- Does Tokenbooks (or the MCP server) ever access my private keys?
- No. Tokenbooks is accounting-only. We ingest wallet data from public block explorers using your wallet address — we never ask for, store, or use private keys, seed phrases, or signing access. We cannot move funds, sign transactions, or initiate payments. The MCP server inherits the same constraint: agents can read your books and propose accounting changes, but cannot touch your treasury or move a single token on-chain.
- What is an "AI-native accounting system"?
- A real accounting platform — full ledger, FMV resolution, cost basis, multi-chain sync, audit trail — exposed through both a public REST API and a first-party MCP (Model Context Protocol) server. AI agents like Claude and ChatGPT can drive it natively, with the same permissions and audit trail your controllers already work in.

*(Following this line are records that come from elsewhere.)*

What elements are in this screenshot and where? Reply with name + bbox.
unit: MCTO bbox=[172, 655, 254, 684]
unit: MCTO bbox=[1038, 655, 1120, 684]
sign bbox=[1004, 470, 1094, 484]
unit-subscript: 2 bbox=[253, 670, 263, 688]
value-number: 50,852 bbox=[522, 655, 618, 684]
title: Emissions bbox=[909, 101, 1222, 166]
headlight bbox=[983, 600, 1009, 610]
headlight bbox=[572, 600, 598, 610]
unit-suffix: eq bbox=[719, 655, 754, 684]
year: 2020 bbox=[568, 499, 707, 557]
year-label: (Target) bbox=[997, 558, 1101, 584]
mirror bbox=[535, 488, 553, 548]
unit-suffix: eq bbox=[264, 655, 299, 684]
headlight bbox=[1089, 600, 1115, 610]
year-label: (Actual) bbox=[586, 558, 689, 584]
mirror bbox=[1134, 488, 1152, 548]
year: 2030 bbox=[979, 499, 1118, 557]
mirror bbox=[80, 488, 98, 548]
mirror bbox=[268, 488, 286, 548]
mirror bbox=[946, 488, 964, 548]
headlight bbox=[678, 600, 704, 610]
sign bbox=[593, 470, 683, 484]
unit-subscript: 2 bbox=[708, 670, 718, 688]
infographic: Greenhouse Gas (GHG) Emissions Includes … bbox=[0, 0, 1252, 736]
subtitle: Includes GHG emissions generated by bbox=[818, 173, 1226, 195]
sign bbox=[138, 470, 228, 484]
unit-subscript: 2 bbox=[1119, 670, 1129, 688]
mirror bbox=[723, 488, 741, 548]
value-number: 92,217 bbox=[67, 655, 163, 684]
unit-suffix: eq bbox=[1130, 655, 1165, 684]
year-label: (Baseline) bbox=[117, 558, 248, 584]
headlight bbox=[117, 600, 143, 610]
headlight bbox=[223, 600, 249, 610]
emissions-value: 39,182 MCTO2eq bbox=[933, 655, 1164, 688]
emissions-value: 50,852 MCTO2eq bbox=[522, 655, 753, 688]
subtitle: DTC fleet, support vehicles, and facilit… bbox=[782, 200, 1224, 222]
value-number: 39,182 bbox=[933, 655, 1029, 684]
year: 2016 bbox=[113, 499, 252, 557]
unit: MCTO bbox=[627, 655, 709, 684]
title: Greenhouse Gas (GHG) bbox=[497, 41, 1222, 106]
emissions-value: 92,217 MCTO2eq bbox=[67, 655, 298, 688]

- Which AI tools work with Tokenbooks?
- Anything that supports the Model Context Protocol. For finance teams that means Claude (Desktop) and ChatGPT (Apps in ChatGPT, on Business / Enterprise / Edu plans). Engineering-led teams can also use Cursor, Codex, or any MCP-compatible client. For non-MCP agents, the same operations are available through the public REST API and TypeScript SDK.
- Can the AI agent post journal entries without my approval?
- No. Read, write, and destructive actions are kept separate, and any destructive action prompts your MCP client for explicit human approval before the agent runs it. The agent can propose; the controller approves.
- Is this safe for SOC 2 / audit-bound finance teams?
- Every action the agent takes is the same action a controller would take in the Tokenbooks UI — drafted, reviewed, posted, exported. The same audit trail, the same permissions, the same review gates. Tokens are workspace-scoped and revocable. Every action is replayable and defensible at audit.
- What's the difference between the MCP server and the public API?
- Same source of truth, two surfaces. The Public API is the REST endpoint engineers integrate against directly. The MCP server is the agent-native interface on top of it — what lets MCP-compatible clients (Claude, ChatGPT) connect through OAuth and use the same operations a controller would. Read more on the Public API page.
- Do I need to be a developer to use the AI features?
- No. If you use Claude Desktop, ChatGPT, or another MCP-compatible client, connecting Tokenbooks takes about two minutes. Engineering-led teams can also build their own agents on the same REST API and MCP server.